In einer turbulenten Partie gewann der MSV Duisburg mit 4:3 (1:3) gegen Wacker Burghausen. Dabei drehten die

MSV Duisburg eilt der Bundesliga entgegen

01. Mai 2005, 16:55 Uhr

In einer turbulenten Partie gewann der MSV Duisburg mit 4:3 (1:3) gegen Wacker Burghausen. Dabei drehten die "Zebras" nach der Pause durch Tore von Abdelaziz Ahanfouf (2) und Markus Kurth das Spiel noch zu ihren Gunsten.

Mit einem energischen Schlussspurt hat der MSV Duisburg in der 2. Bundesliga drei wichtige Heimzähler im Aufstiegskampf unter Dach und Fach gebracht und steht unmittelbar vor der Rückkehr ins Oberhaus. Durch zwei Tore von Abdelaziz Ahanfouf (70./74.) und einen Treffer von Markus Kurth (86.) gewannen die Meidericher am 31. Spieltag noch 4:3 (1:3) gegen Wacker Burghausen und machten einen 1:3-Rückstand wett. Mit 59 Punkten übernahmen die "Zebras" zumindest für 24 Stunden wieder die Tabellenführung vom 1. FC Köln (58), der am Montagabend bei Erzgebirge Aue gastiert.

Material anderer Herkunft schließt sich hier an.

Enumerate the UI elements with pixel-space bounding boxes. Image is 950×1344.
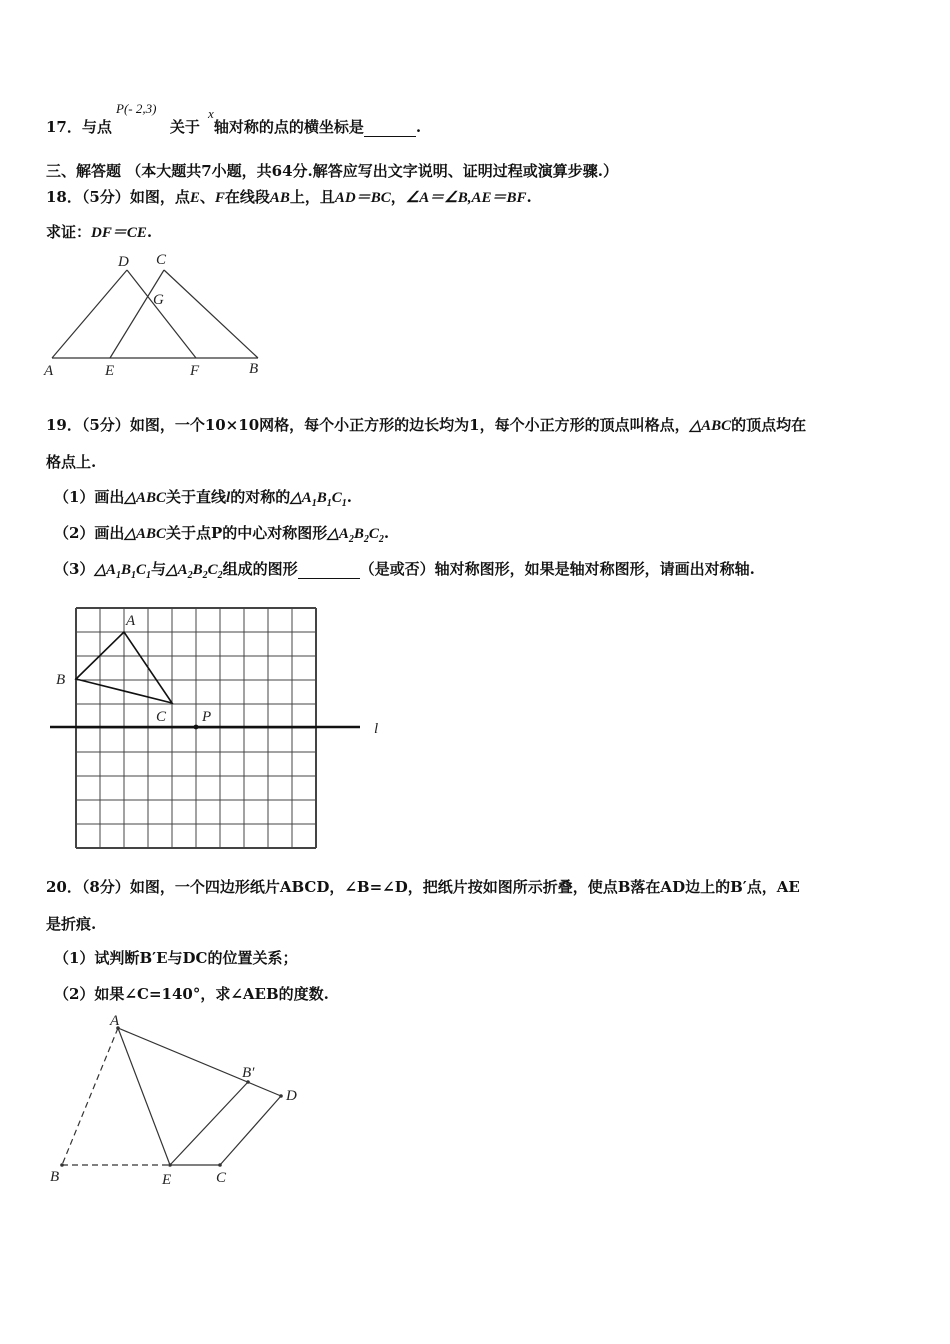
q18-text-c: 上，且: [289, 188, 335, 206]
q18-point-f: F: [214, 190, 225, 206]
question-20-line-2: 是折痕.: [46, 915, 97, 933]
q18-segment-ab: AB: [269, 190, 290, 206]
q19-sub3-prefix: （3）: [54, 560, 95, 578]
q17-axis-variable: x: [208, 106, 214, 121]
q20-label-d: D: [286, 1088, 297, 1104]
q18-sep1: 、: [199, 188, 215, 206]
q20-sub-1: （1）试判断B′E与DC的位置关系；: [54, 949, 298, 967]
q19-sub3-text-end: （是或否）轴对称图形，如果是轴对称图形，请画出对称轴.: [359, 560, 755, 578]
q18-prove-expression: DF＝CE: [91, 225, 147, 241]
q18-prove-label: 求证：: [46, 223, 92, 241]
q20-label-a: A: [110, 1013, 120, 1029]
q20-point-b: [60, 1163, 64, 1167]
q19-label-p: P: [202, 709, 212, 725]
q18-condition-2: ∠A＝∠B,AE＝BF: [405, 190, 527, 206]
q19-sub-3: [54, 558, 755, 581]
q19-label-c: C: [156, 709, 167, 725]
q18-segment-cb: [164, 270, 258, 358]
q18-label-e: E: [105, 363, 115, 379]
q20-score: （8分）: [81, 878, 130, 896]
q18-label-d: D: [118, 254, 129, 270]
q19-sub1-target-triangle: $\triangle A_1B_1C_1$: [290, 490, 347, 509]
q20-label-b-prime: B′: [242, 1065, 255, 1081]
section-3-header: 三、解答题 （本大题共7小题，共64分.解答应写出文字说明、证明过程或演算步骤.）: [46, 162, 618, 180]
q20-point-d: [279, 1094, 283, 1098]
q19-sub1-line-l: l: [226, 490, 231, 506]
q17-text-b: 关于: [169, 118, 200, 136]
q19-sub1-end: .: [346, 488, 353, 506]
q19-label-a: A: [126, 613, 136, 629]
q20-label-c: C: [216, 1170, 227, 1186]
q20-point-c: [218, 1163, 222, 1167]
q19-sub3-text: 组成的图形: [222, 560, 298, 578]
q20-label-e: E: [162, 1172, 172, 1188]
q19-grid-figure: [48, 606, 388, 846]
q19-sub-2: [54, 522, 389, 545]
q18-text-a: 如图，点: [129, 188, 190, 206]
q19-sub2-prefix: （2）画出: [54, 524, 125, 542]
q18-label-b: B: [249, 361, 259, 377]
q17-text-a: 与点: [81, 118, 112, 136]
q19-sub2-text: 关于点P的中心对称图形: [166, 524, 328, 542]
q18-score: （5分）: [81, 188, 130, 206]
q20-sub-2: （2）如果∠C=140°，求∠AEB的度数.: [54, 985, 329, 1003]
q19-sub3-answer-blank[interactable]: [298, 560, 360, 579]
q18-segment-ad: [52, 270, 127, 358]
q19-text: 如图，一个10×10网格，每个小正方形的边长均为1，每个小正方形的顶点叫格点，: [129, 416, 690, 434]
q19-sub3-triangle-2: $\triangle A_2B_2C_2$: [166, 562, 223, 581]
q19-sub-1: [54, 486, 352, 509]
q18-figure: [40, 248, 280, 378]
q17-point-expression: P(- 2,3): [116, 101, 157, 116]
q18-label-a: A: [44, 363, 54, 379]
q19-sub3-and: 与: [151, 560, 167, 578]
q20-fold-ab: [62, 1028, 118, 1165]
q18-prove-end: .: [146, 223, 153, 241]
q19-sub1-prefix: （1）画出: [54, 488, 125, 506]
q20-number: 20．: [46, 878, 82, 896]
q17-number: 17．: [46, 118, 82, 136]
q19-score: （5分）: [81, 416, 130, 434]
q20-segment-ad: [118, 1028, 281, 1096]
q19-sub2-end: .: [383, 524, 390, 542]
q17-text-c: 轴对称的点的横坐标是: [213, 118, 364, 136]
q19-sub2-triangle: △ABC: [124, 526, 166, 542]
q19-sub1-text-c: 的对称的: [230, 488, 291, 506]
q18-label-g: G: [153, 292, 164, 308]
q19-sub1-triangle: △ABC: [124, 490, 166, 506]
q19-point-p: [194, 725, 199, 730]
q20-figure: [44, 1010, 324, 1190]
q19-label-l: l: [374, 721, 379, 737]
q18-sep2: ，: [390, 188, 406, 206]
question-17: [46, 116, 421, 137]
q20-text: 如图，一个四边形纸片ABCD，∠B=∠D，把纸片按如图所示折叠，使点B落在AD边上的B′点，AE: [129, 878, 800, 896]
q20-label-b: B: [50, 1169, 60, 1185]
q19-text-end: 的顶点均在: [731, 416, 807, 434]
q19-label-b: B: [56, 672, 66, 688]
q18-point-e: E: [189, 190, 200, 206]
q18-condition-1: AD＝BC: [334, 190, 391, 206]
q18-label-f: F: [190, 363, 200, 379]
q18-prove: [46, 221, 152, 242]
question-18: [46, 186, 532, 207]
q19-sub2-target-triangle: $\triangle A_2B_2C_2$: [327, 526, 384, 545]
q20-segment-eb-prime: [170, 1082, 248, 1165]
q18-end: .: [526, 188, 532, 206]
question-19-line-1: [46, 414, 806, 435]
q19-triangle: △ABC: [689, 418, 732, 434]
q20-segment-ae: [118, 1028, 170, 1165]
q17-answer-blank[interactable]: [364, 118, 416, 137]
q19-sub3-triangle-1: $\triangle A_1B_1C_1$: [94, 562, 152, 581]
q17-end: .: [415, 118, 422, 136]
q18-label-c: C: [156, 252, 167, 268]
q20-segment-dc: [220, 1096, 281, 1165]
q20-point-e: [168, 1163, 172, 1167]
q19-sub1-text: 关于直线: [166, 488, 227, 506]
question-20-line-1: [46, 876, 800, 897]
q19-number: 19．: [46, 416, 82, 434]
question-19-line-2: 格点上.: [46, 453, 97, 471]
q18-number: 18．: [46, 188, 82, 206]
q18-text-b: 在线段: [224, 188, 270, 206]
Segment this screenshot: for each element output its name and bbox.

Die Gäste verloren in der 56. Minute Stürmer Marek Krejci nach einer angeblichen "Schwalbe" per Gelb-Roter Karte und konnten dieses Handikap am Ende nicht mehr kompensieren. Ahanfouf stockte sein Saisontrefferkonto durch den Doppelschlag auf 16 auf.

Der Vorsprung der Duisburger "Zebras" auf einen Nicht-Aufstiegsplatz beträgt drei Spieltage vor Saisonende acht Zähler. Für die Gastgeber traf außerdem Kapitän Dirk Lottner (15.), während für Burghausen Thomas Drescher (8.), Oliver Fink (36.) und Torjäger Stefan Reisinger (41.) die Treffer erzielten.

Vor 20.000 Zuschauern in der MSV-Arena agierte Duisburg von Beginn an ungewohnt nervös. Besonders die ansonsten so sichere Innenverteidigung mit Pavel Drsek und Thomas Baelum leistete sich zahlreiche Stellungsfehler. Nach Dreschers Freistoßtor zur Führung der Gäste glich Lottner mit seinem dritten Saisontor aus. Davon unbeeindruckt trat die Mannschaft von Trainer Markus Schupp sehr laufstark, mit einer guten Raumaufteilung und aggressiv in den Zweikämpfen auf. Zwei schöne Konter schlossen Fink und Reisinger, der zum 15. Mal erfolgreich war, zur Pausenführung ab. In der Schlussphase brannten die Duisburger ein Offensiv-Feuerwerk ab und siegte verdient.